Instead of shopping the same furniture stores and outlets that all your neighbors use, why not try something a little different? By choosing vintage furniture pieces and giving them a face lift, you’ll not only be able to showcase your DIY skills and creative sense of style, but you’ll also likely have some unique furniture that was also made far better than most modern day furniture.
Start by scouring yard sales, thrift stores, consignment stores, and craigslist ads. You’ll be surprised at how often some fantastic furniture is donated or even thrown away, simply because it has a few scratches or an outdated finish. A little paint can bring out all the magnificent lines of those vintage treasures.
Look for furniture that is well-built, sturdy, and doesn’t have water damage. A little water spotting or slightly damaged veneer is okay, but a dining room table that survived a flood and has had the veneer top ripple and separate is probably going to be more work than it’s worth.

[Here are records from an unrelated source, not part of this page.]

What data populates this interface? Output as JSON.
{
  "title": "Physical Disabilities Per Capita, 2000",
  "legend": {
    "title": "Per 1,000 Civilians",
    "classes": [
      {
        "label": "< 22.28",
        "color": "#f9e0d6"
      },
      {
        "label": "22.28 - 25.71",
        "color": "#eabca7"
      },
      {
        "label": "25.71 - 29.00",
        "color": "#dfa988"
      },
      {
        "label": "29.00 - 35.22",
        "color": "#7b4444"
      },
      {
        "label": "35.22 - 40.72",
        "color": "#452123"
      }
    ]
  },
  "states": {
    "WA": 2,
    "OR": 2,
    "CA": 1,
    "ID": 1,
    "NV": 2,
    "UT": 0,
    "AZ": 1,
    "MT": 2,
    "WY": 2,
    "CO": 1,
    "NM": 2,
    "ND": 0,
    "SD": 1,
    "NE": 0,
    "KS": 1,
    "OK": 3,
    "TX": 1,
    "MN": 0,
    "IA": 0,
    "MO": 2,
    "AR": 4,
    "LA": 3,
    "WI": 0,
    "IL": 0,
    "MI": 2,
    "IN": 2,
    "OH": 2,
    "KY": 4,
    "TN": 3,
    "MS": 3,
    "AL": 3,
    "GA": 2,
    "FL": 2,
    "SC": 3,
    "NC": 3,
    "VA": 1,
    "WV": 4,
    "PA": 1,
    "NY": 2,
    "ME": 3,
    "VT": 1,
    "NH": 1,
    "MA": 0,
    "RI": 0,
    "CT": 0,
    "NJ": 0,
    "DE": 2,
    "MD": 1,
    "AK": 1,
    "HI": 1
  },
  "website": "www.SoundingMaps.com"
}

Look for a piece that has some ornate scroll work, turned legs, or other feature that you can highlight with paint or stain. You don’t necessarily need multiple matching pieces if you’re looking for two nightstands or a set of dining chairs. As long as the pieces don’t have clashing styles, you can unify them with your paint scheme.
Once you get your piece home, wash or wipe it down well, inside and out. Let it dry completely before you begin your work. When it’s dry, sand the finish lightly to give the paint something to adhere to. If there are deep scratches or damaged veneer, you can fill that in with wood filler, then let it dry and sand it smooth.
Use a good primer if you’ll be painting, especially if there are any dark marks or stains on the furniture that you want to cover up. Kilz is a good brand. If you’re not going to use paint, you can get right on with the staining. A really nice combination may be a wood stain for a table top, while painting the rest of the table. One example is a deep walnut stain for the table top with a gorgeous aqua paint for the body and legs of the table.
When your primer is dry, apply your paint, making sure not to miss any nooks or crannies. Think carefully before you paint the sides of drawers. It can cause sticking. If you do, be sure to let it dry as well as fully cure before re-inserting the drawers. Most people skip painting the insides of the cabinets, but painting the cabinet interior could make the interior cleaner looking, and make it brighter and easier to find items inside it.
When the paint is dry, you may want to lightly sand it, wipe it down, and go for another layer. Or you may want to try another layer in a different color, if you plan to use faux distressing techniques. To distress your furniture, you can lightly sand any raised scroll work or add small dents or scratches to impart an aged look.
If you want something that appears to be a modern reproduction, then leave the paint as it is and enjoy the decor style twist that your unique furniture provides.